For the rest of prime numbers, that is, those that are smaller than 40000, we can solve the problem separately, and the solution here is a greedy one:

  • For each prime factor let’s write out the list of occurences in every array element.
  • Then, delete all zeroes from this list.
  • Anytime we will pick two maximal numbers from the list and decrease them by one. That corresponds to divising some two numbers for this prime factor.
  • If after the desreasing some elements became zeroes, we just throw them away.
  • When there remains only one number (nonzero one), we stop our algo.

In order to pick two maximal numbers and to change them we can use the STL priority queue. But there is also an alternative to store something like the amount of every list’s number occurences in the array, like Amount[X] the number of X’s in the list. That makes the implementation easier for Pascal coders.

Solutions: Setter Tester


can someone tell me what is wrong with my code ?. i was submitting it for the smaller part but was getting WA on the last case …plz tell me what is wrong

Isn’t the time complexity of getting the prime decomposition of each element in array A equal to

p = number of primes below 10^4 = 1229
N = number of elements in array A

O(p*N) * T, O(24,580,000) * 10, = 245,800,000 operations, this should be Time limit exceeded shouldn’t it?

what is the proof for the greedy algo ?

1 Like
Why is my submission giving wa?

Here is the proof that I did while setting the problem, just for the part why the greedy step is correct. It might wave a little away from the editorial’s context; any suggestions are welcome.

First of all we can treat each prime separately. So prime factorize the numbers and treat the prime powers individually.

For powers of a prime P, we take the largest two, divide by P and insert it back to the list. Proof that this greedy step is correct :

Consider an optimal solution, which is a list of pairs of indices, such that if ith element of the list is (a_i, b_i) that means the ith operation was to divide A[a_i] and A[b_i] by P. It is easy to see that division by higher powers of P can be reduced to multiple elements in the list (division by P^2 can be converted to two divisions by P).
Also note that the list is permutable, the operation in the list can be performed in any order, the product would still be the same.

Let l1 and l2 be the indices of the largest two powers of P. We have to show that there is an optimal list which has (l1,l2) in it.
Suppose there is no such optimal list.

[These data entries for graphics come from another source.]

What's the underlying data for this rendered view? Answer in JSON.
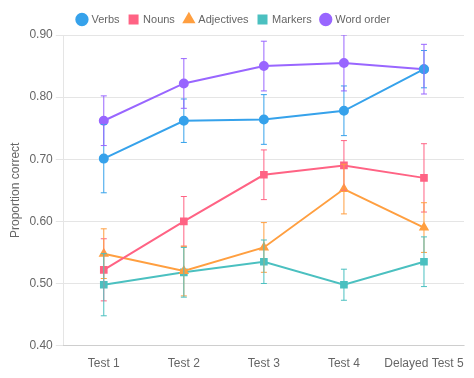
{
  "chart_data": {
    "type": "line",
    "categories": [
      "Test 1",
      "Test 2",
      "Test 3",
      "Test 4",
      "Delayed Test 5"
    ],
    "series": [
      {
        "name": "Verbs",
        "marker": "circle",
        "values": [
          0.701,
          0.762,
          0.764,
          0.778,
          0.845
        ],
        "errors": [
          0.055,
          0.035,
          0.04,
          0.04,
          0.03
        ]
      },
      {
        "name": "Nouns",
        "marker": "square",
        "values": [
          0.522,
          0.6,
          0.675,
          0.69,
          0.67
        ],
        "errors": [
          0.05,
          0.04,
          0.04,
          0.04,
          0.055
        ]
      },
      {
        "name": "Adjectives",
        "marker": "triangle",
        "values": [
          0.548,
          0.52,
          0.558,
          0.652,
          0.59
        ],
        "errors": [
          0.04,
          0.04,
          0.04,
          0.04,
          0.04
        ]
      },
      {
        "name": "Markers",
        "marker": "square",
        "values": [
          0.498,
          0.518,
          0.535,
          0.498,
          0.535
        ],
        "errors": [
          0.05,
          0.04,
          0.035,
          0.025,
          0.04
        ]
      },
      {
        "name": "Word order",
        "marker": "circle",
        "values": [
          0.762,
          0.822,
          0.85,
          0.855,
          0.845
        ],
        "errors": [
          0.04,
          0.04,
          0.04,
          0.045,
          0.04
        ]
      }
    ],
    "ylabel": "Proportion correct",
    "ylim": [
      0.4,
      0.9
    ],
    "yticks": [
      {
        "value": 0.4,
        "label": "0.40"
      },
      {
        "value": 0.5,
        "label": "0.50"
      },
      {
        "value": 0.6,
        "label": "0.60"
      },
      {
        "value": 0.7,
        "label": "0.70"
      },
      {
        "value": 0.8,
        "label": "0.80"
      },
      {
        "value": 0.9,
        "label": "0.90"
      }
    ],
    "grid": true,
    "legend": "top"
  }
}
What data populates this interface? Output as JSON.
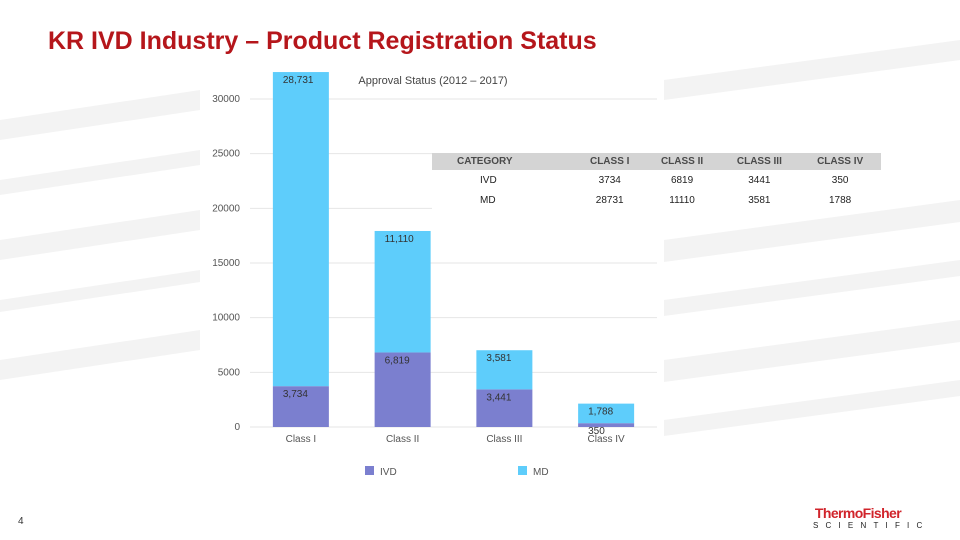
{
  "slide": {
    "title": "KR IVD Industry – Product Registration Status",
    "page_number": "4"
  },
  "chart_data": {
    "type": "bar",
    "stacked": true,
    "title": "Approval Status (2012 – 2017)",
    "categories": [
      "Class I",
      "Class II",
      "Class III",
      "Class IV"
    ],
    "series": [
      {
        "name": "IVD",
        "color": "#7b7fcf",
        "values": [
          3734,
          6819,
          3441,
          350
        ],
        "labels": [
          "3,734",
          "6,819",
          "3,441",
          "350"
        ]
      },
      {
        "name": "MD",
        "color": "#5ecdfb",
        "values": [
          28731,
          11110,
          3581,
          1788
        ],
        "labels": [
          "28,731",
          "11,110",
          "3,581",
          "1,788"
        ]
      }
    ],
    "ylim": [
      0,
      30000
    ],
    "y_ticks": [
      0,
      5000,
      10000,
      15000,
      20000,
      25000,
      30000
    ],
    "y_tick_labels": [
      "0",
      "5000",
      "10000",
      "15000",
      "20000",
      "25000",
      "30000"
    ],
    "xlabel": "",
    "ylabel": "",
    "legend": "bottom",
    "grid": true
  },
  "table": {
    "headers": [
      "CATEGORY",
      "CLASS I",
      "CLASS II",
      "CLASS III",
      "CLASS IV"
    ],
    "rows": [
      [
        "IVD",
        "3734",
        "6819",
        "3441",
        "350"
      ],
      [
        "MD",
        "28731",
        "11110",
        "3581",
        "1788"
      ]
    ]
  },
  "logo": {
    "main": "ThermoFisher",
    "sub": "SCIENTIFIC"
  },
  "colors": {
    "title": "#b5161b",
    "ivd": "#7b7fcf",
    "md": "#5ecdfb",
    "logo_red": "#d1242b"
  }
}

Then there are these cases:

  1. There are separate indices l3 and l4 such that (l1,l3) and (l2,l4) are in the list. Then replacing them by (l1,l2) and (l3,l4) would make another optimal solution.
  2. l1 and l2 always occur with a same index, ie, only time l1 and l2 come are with some l3 (as (l1,l3) and (l2,l3)). Since in an optimal solution only one element in the end can be >1 (else can still divide by P), one of l1 and l2 will be >1 (because A[l1] >= A[l3] and A[l2]>=A[l3] therefore A[l1]*A[l2] > A[l3]).
    Without loss of generalization, let l1 remain > 1. Then could have made l3 remain >1 by replacing one of (l2,l3) by (l1,l2).
  3. Both l1 and l2 never come in the list. Then (l1,l2) can be inserted to get a better solution.
  4. Only one of l1 and l2 comes in the list, eg, (l1,l3) is there but l2 is never there. Then we can replace this by (l1,l3), because final product cannot get worse, in fact if l2 >= P^2 then both (l1,l2) and (l2,l3) can be inserted.

Hence by contradiction there is always an optimal solution that has (l1,l2) in it.

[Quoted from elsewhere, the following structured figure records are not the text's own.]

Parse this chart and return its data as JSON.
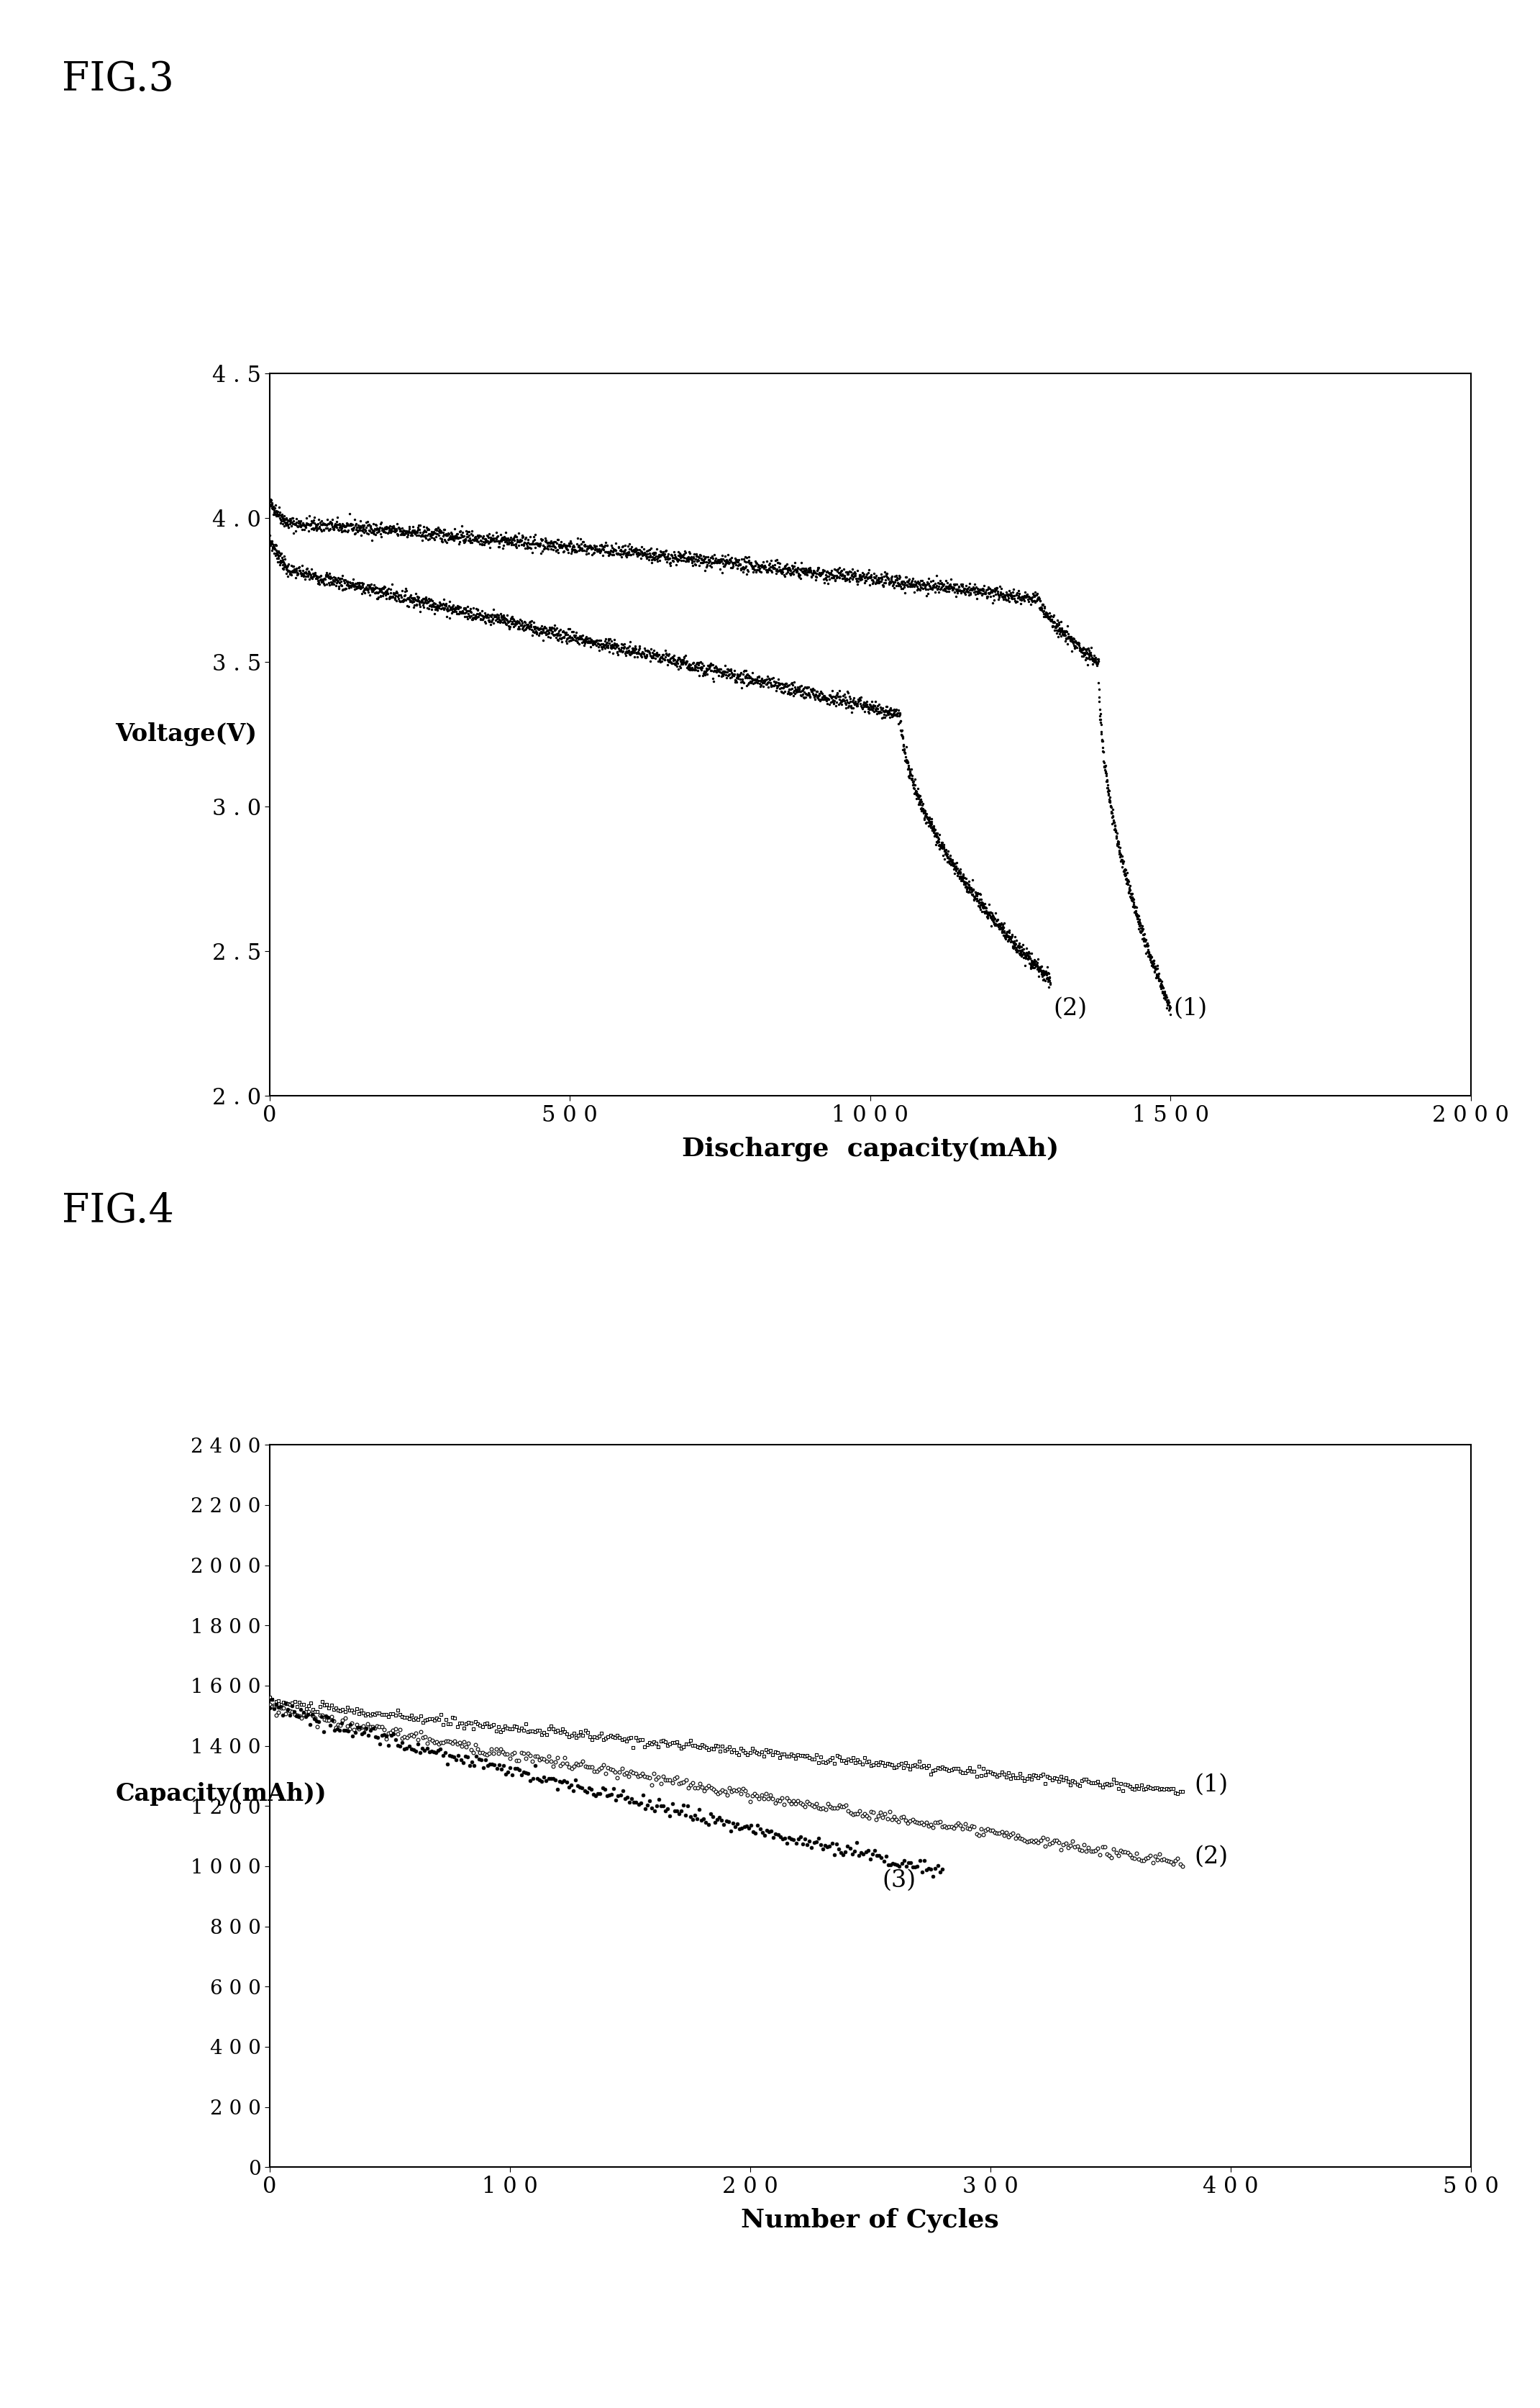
{
  "fig3": {
    "title": "FIG.3",
    "xlabel": "Discharge  capacity(mAh)",
    "ylabel": "Voltage(V)",
    "xlim": [
      0,
      2000
    ],
    "ylim": [
      2.0,
      4.5
    ],
    "xticks": [
      0,
      500,
      1000,
      1500,
      2000
    ],
    "xtick_labels": [
      "0",
      "5 0 0",
      "1 0 0 0",
      "1 5 0 0",
      "2 0 0 0"
    ],
    "yticks": [
      2.0,
      2.5,
      3.0,
      3.5,
      4.0,
      4.5
    ],
    "ytick_labels": [
      "2 . 0",
      "2 . 5",
      "3 . 0",
      "3 . 5",
      "4 . 0",
      "4 . 5"
    ],
    "curve1_label": "(1)",
    "curve2_label": "(2)"
  },
  "fig4": {
    "title": "FIG.4",
    "xlabel": "Number of Cycles",
    "ylabel": "Capacity(mAh))",
    "xlim": [
      0,
      500
    ],
    "ylim": [
      0,
      2400
    ],
    "xticks": [
      0,
      100,
      200,
      300,
      400,
      500
    ],
    "xtick_labels": [
      "0",
      "1 0 0",
      "2 0 0",
      "3 0 0",
      "4 0 0",
      "5 0 0"
    ],
    "yticks": [
      0,
      200,
      400,
      600,
      800,
      1000,
      1200,
      1400,
      1600,
      1800,
      2000,
      2200,
      2400
    ],
    "ytick_labels": [
      "0",
      "2 0 0",
      "4 0 0",
      "6 0 0",
      "8 0 0",
      "1 0 0 0",
      "1 2 0 0",
      "1 4 0 0",
      "1 6 0 0",
      "1 8 0 0",
      "2 0 0 0",
      "2 2 0 0",
      "2 4 0 0"
    ],
    "curve1_label": "(1)",
    "curve2_label": "(2)",
    "curve3_label": "(3)"
  },
  "background_color": "#ffffff",
  "text_color": "#000000",
  "fig_label_fontsize": 40,
  "axis_label_fontsize": 24,
  "tick_fontsize": 22,
  "xlabel_fontsize": 26
}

Can the test cases be made public? So that we can debug our code.

1 Like

What is the complexity then?

complexity is correct, and that will give around 10^8 operation per second (time limit is 2 secs). So should work.

i guess we should try finding the highest common factor for each pair of elements and divide both these numbers by the HCF found… if we repeatedly do this then probably at the end we can get min prod… plz suggest

I did the same thing,and divided the numbers by their HCF repeatedly,and I too believe this should be the solution…

1 Like

Can you elaborate on your algorithm? In what order did you divide?

Can you elaborate on your algorithm? In what order did you divide?

For input Length = 3, array = {4, 4, 8}, your approach would return 8 answer, but the correct answer is 2.